2018 police shooting in Tennessee

On July 26, 2018, Daniel Edward Hambrick, a 25 year old African-American was shot and killed by officer Andrew Delke of the Nashville, Tennessee police department.

Hambrick was shot as he was running away from Delke after allegedly pointing a gun at the officer. Delke was searching for a white Chevrolet Impala which he had attempted to pull over earlier that day. He saw a white car which he thought was the Impala, so he pulled alongside it. It was at this time that Hambrick began to run away while carrying a handgun. Delke then pursued Hambrick and gave him commands to drop the weapon. Hambrick refused to drop the weapon, Delke then fired four times with three of the shots striking Hembrick. He was hit in the back of the head, back, and left torso. Hambrick died shortly after the shooting.

Delke was placed on "routine administrative leave," and the Tennessee Bureau of Investigation (TBI) began investigating the shooting. There was no body camera, nor dash camera footage of the shooting.

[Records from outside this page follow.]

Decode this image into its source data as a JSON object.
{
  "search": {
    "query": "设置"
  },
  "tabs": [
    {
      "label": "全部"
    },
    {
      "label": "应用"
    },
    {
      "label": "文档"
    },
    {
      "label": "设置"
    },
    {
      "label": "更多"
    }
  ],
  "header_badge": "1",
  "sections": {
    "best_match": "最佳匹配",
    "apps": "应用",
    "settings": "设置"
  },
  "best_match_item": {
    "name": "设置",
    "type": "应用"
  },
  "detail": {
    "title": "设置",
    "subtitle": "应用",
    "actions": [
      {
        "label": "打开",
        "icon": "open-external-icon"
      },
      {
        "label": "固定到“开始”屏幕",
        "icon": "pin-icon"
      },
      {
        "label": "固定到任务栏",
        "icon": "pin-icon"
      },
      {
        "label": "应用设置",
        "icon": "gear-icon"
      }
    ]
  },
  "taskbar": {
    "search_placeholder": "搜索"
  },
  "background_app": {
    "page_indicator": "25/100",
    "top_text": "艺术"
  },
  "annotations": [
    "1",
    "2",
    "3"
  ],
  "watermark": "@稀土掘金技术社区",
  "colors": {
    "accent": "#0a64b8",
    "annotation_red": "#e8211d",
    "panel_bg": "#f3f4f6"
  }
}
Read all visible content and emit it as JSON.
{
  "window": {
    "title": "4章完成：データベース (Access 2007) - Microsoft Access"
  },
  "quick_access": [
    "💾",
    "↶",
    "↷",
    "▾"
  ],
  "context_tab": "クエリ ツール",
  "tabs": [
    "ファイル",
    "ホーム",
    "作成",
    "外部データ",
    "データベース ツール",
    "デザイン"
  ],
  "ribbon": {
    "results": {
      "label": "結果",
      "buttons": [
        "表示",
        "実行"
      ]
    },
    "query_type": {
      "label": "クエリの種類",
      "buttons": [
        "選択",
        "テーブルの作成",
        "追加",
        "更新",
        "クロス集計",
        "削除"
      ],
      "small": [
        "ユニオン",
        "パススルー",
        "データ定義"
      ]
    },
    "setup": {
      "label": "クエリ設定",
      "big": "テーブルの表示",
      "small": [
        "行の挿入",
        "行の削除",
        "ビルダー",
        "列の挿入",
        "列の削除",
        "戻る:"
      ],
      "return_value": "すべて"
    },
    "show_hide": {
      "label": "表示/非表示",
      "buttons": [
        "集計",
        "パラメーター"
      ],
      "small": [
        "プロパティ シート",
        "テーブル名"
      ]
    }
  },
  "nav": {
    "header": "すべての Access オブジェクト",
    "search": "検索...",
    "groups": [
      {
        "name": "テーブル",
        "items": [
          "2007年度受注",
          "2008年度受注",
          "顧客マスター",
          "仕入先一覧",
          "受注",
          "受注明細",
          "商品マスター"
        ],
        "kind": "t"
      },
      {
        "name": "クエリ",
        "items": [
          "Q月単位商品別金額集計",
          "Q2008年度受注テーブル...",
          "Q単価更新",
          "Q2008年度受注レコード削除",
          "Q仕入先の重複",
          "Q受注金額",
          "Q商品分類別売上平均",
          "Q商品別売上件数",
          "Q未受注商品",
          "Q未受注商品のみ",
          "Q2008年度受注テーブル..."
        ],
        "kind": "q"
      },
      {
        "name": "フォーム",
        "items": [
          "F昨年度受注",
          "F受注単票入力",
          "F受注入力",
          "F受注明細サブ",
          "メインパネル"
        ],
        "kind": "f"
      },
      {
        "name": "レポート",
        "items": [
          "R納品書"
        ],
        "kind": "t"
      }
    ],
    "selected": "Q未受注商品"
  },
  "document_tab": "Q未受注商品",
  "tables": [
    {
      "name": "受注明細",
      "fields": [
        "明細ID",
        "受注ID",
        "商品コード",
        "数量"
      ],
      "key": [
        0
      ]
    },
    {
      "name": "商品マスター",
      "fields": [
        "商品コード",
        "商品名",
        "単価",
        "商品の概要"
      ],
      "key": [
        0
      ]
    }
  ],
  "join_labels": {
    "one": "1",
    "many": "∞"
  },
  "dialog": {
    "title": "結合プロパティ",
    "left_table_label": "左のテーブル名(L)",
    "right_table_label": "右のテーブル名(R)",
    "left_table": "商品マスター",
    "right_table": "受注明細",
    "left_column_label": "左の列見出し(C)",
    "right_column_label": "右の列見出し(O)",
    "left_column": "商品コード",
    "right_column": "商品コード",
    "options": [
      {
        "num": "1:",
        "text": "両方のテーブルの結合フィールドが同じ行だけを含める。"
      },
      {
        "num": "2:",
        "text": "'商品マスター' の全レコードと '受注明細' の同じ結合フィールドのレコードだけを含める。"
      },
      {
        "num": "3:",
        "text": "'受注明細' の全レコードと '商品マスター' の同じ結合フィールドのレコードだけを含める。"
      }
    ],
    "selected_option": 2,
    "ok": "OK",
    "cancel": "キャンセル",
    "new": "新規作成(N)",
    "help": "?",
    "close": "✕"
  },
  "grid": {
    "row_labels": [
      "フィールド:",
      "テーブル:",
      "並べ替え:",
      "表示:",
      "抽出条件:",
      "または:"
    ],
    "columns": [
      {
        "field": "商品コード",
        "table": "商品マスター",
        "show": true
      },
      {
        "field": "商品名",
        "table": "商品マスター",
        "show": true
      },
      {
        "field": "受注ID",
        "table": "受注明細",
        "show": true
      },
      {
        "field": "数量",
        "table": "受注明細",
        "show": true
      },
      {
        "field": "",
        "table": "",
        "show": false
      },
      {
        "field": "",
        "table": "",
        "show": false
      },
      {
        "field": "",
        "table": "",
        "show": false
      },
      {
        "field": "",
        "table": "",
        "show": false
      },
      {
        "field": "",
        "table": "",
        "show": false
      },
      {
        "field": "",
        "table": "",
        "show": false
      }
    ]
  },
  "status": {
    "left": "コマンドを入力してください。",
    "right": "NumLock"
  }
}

== Criminal homicide charge ==
On Sept. 27, District Attorney Glenn Funk's office filed a criminal homicide charge against Delke. Delke's lead defense attorney said that his client would plead not guilty, because he was acting in self defense.

Prosecutors rejected the self defense argument and said Delke had broken the law by opening fire on a man whose back was turned. The arrest warrant notes that Delke stopped running during the chase, and shot at Hambrick while he was running away.

The officer's arrest warrant provided new details from the TBI investigation into the lead-up to the shooting. Agents found that Delke continued following the car even after learning it wasn't stolen "to see if he could develop a reason to stop the Impala," according to the warrant.

== Preliminary hearings ==
During preliminary hearings between Jan. 4 and Jan. 7, Delke's interview with the TBI were made public, including an excerpt where he said he “had absolutely no choice” when he shot and killed Hambrick.

“I said to myself, ‘If I don’t shoot him right now, I’m gonna die. So that’s what I did,’” Delke said.

Delke told investigators that, at one point during the foot chase, he saw Hambrick turn to look at him and point a gun in his direction. Delke said he told Hambrick to drop the gun or he would shoot.

Video released by the Nashville district attorney's office showed Hambrick running away as Officer Delke fatally shot him. The surveillance video, obtained by the Tennessee Bureau of Investigation from a nearby school, appeared to contradict the self defense claim, and failed to confirm that Hambrick pointed a gun at Officer Delke while running away from him.

== Grand jury indictment for first-degree murder ==
On Jan. 18, 2019: A Nashville grand jury indicted Delke on a first-degree murder charge. Delke at the time was the first Nashville officer ever to be charged after an on-duty shooting.

== Hambrick family lawsuit ==
In March 2019, Hambrick's family sued the city and Delke for $30 million, saying racism on the force led to Hambrick's death. The suit says the police department created a "culture of fear, violence, racism and impunity" that Delke "internalized" at the police training academy and on the job. That culture, the lawsuit states, led to Hambrick's death. 2 years later, in March 2021, the Hambrick family reached a settlement, and Metro Council approved Nashville's $2.25 million payment to settle the Hambrick family's wrongful death lawsuit.

== Plea deal ==
In July 2021, Delke reached a deal with prosecutors just days before jury selection was to begin. Officer Delke pleaded guilty to voluntary manslaughter. He was sentenced to three years in prison. He was set to go before the Tennessee parole board in January 2022, but waived his hearing as part of his plea agreement.

Andrew Delke was released from prison on October 27, 2022.